Dr. Christian Poensgen
Love it! Also, I'm a bit curious: Do you use Sourcery for Sourcery’s code?
Tim Gilboy
@dr_christian_poensgen we do! We make sure all our code is following our core rules (standard Python best practices) and then we've built out a bunch of additional rules to tackle things like making sure certain sections of our codebase are following the boundarires we want in our monorepo, making sure we're not using/extending deprecated classes in any way, enforcing that we use helper functions when we can, etc. Basically anytime something comes up more than once during a code review we try to turn it into a rule for ourselves in Sourcery Each of us has it in our IDE (including @brendan_maginnis in Vim) and then we also have it built into our IDE.
Usama Ejaz
Great product!
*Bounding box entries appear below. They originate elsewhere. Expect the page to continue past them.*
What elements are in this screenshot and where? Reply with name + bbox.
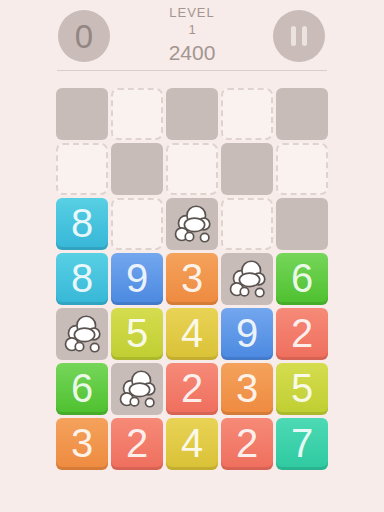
cell-r3c1[interactable]: 8 [56,198,108,250]
level-value: 1 [0,23,384,36]
tile-number: 2 [126,423,148,463]
level-info: LEVEL 1 2400 [0,6,384,63]
cell-r5c1 [56,308,108,360]
game-screen: 0 LEVEL 1 2400 889365492623532427 [0,0,384,512]
cell-r6c4[interactable]: 3 [221,363,273,415]
cell-r1c5 [276,88,328,140]
cell-r3c3 [166,198,218,250]
cell-r5c5[interactable]: 2 [276,308,328,360]
pause-button[interactable] [273,10,325,62]
smoke-cloud-icon [225,257,269,301]
cell-r1c3 [166,88,218,140]
smoke-cloud-icon [115,367,159,411]
header-divider [57,70,327,71]
cell-r2c1 [56,143,108,195]
cell-r7c1[interactable]: 3 [56,418,108,470]
tile-number: 9 [126,258,148,298]
cell-r6c3[interactable]: 2 [166,363,218,415]
cell-r1c4 [221,88,273,140]
cell-r2c4 [221,143,273,195]
tile-number: 2 [291,313,313,353]
tile-number: 6 [291,258,313,298]
cell-r3c5 [276,198,328,250]
tile-number: 5 [126,313,148,353]
cell-r2c5 [276,143,328,195]
tile-number: 8 [71,258,93,298]
tile-number: 7 [291,423,313,463]
tile-number: 3 [71,423,93,463]
cell-r6c2 [111,363,163,415]
cell-r7c3[interactable]: 4 [166,418,218,470]
cell-r5c2[interactable]: 5 [111,308,163,360]
cell-r6c5[interactable]: 5 [276,363,328,415]
cell-r4c2[interactable]: 9 [111,253,163,305]
cell-r3c4 [221,198,273,250]
tile-number: 3 [181,258,203,298]
tile-number: 9 [236,313,258,353]
pause-icon [291,26,307,46]
tile-number: 4 [181,313,203,353]
cell-r5c4[interactable]: 9 [221,308,273,360]
tile-number: 5 [291,368,313,408]
tile-number: 2 [181,368,203,408]
tile-number: 3 [236,368,258,408]
cell-r4c4 [221,253,273,305]
target-score: 2400 [0,42,384,63]
tile-number: 8 [71,203,93,243]
cell-r3c2 [111,198,163,250]
tile-number: 4 [181,423,203,463]
cell-r1c1 [56,88,108,140]
cell-r7c2[interactable]: 2 [111,418,163,470]
tile-number: 2 [236,423,258,463]
smoke-cloud-icon [60,312,104,356]
cell-r1c2 [111,88,163,140]
game-board: 889365492623532427 [56,88,328,470]
cell-r4c1[interactable]: 8 [56,253,108,305]
cell-r2c2 [111,143,163,195]
smoke-cloud-icon [170,202,214,246]
cell-r7c4[interactable]: 2 [221,418,273,470]
cell-r4c5[interactable]: 6 [276,253,328,305]
cell-r2c3 [166,143,218,195]
tile-number: 6 [71,368,93,408]
cell-r7c5[interactable]: 7 [276,418,328,470]
level-label: LEVEL [0,6,384,19]
cell-r5c3[interactable]: 4 [166,308,218,360]
cell-r6c1[interactable]: 6 [56,363,108,415]
cell-r4c3[interactable]: 3 [166,253,218,305]
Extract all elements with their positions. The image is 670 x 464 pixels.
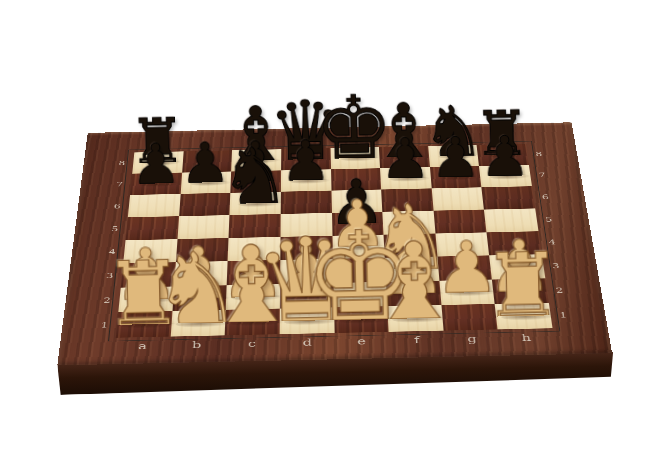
white-rook-h1[interactable]: ♜ (466, 157, 579, 317)
white-bishop-f1[interactable]: ♝ (357, 160, 470, 320)
board-tilt-wrapper: abcdefgh1234567812345678♜♝♛♚♝♞♜♟♟♟♟♟♟♟♞♟… (0, 0, 670, 464)
chessboard: abcdefgh1234567812345678♜♝♛♚♝♞♜♟♟♟♟♟♟♟♞♟… (57, 122, 612, 365)
perspective-wrapper: abcdefgh1234567812345678♜♝♛♚♝♞♜♟♟♟♟♟♟♟♞♟… (68, 0, 596, 464)
photo-stage: abcdefgh1234567812345678♜♝♛♚♝♞♜♟♟♟♟♟♟♟♞♟… (0, 0, 670, 464)
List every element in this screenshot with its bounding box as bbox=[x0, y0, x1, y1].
Congratulations on the launch!
Reka
@usamaejaz Thanks a lot. We're looking forward to hearing your feedback.
Martin Gould
So excited to see the progress! Do you also plan to support any other languages in the future?
Tim Gilboy
@emmgee thanks for the support! We are planning on adding in additional language support in the near future. Right now we're targeting early next year for our first additional language and then adding in more languages after that. Are there any specific languages we should be prioritizing supporting for you?
Gregoire Lecomte
Congratulation Sourcery!!! What languages will you support?
Tim Gilboy
@gregoire_lecomte thank you! We're looking to start supporting new languages early next year, but we haven't fully settled on which the first new languages will be. Any preferences?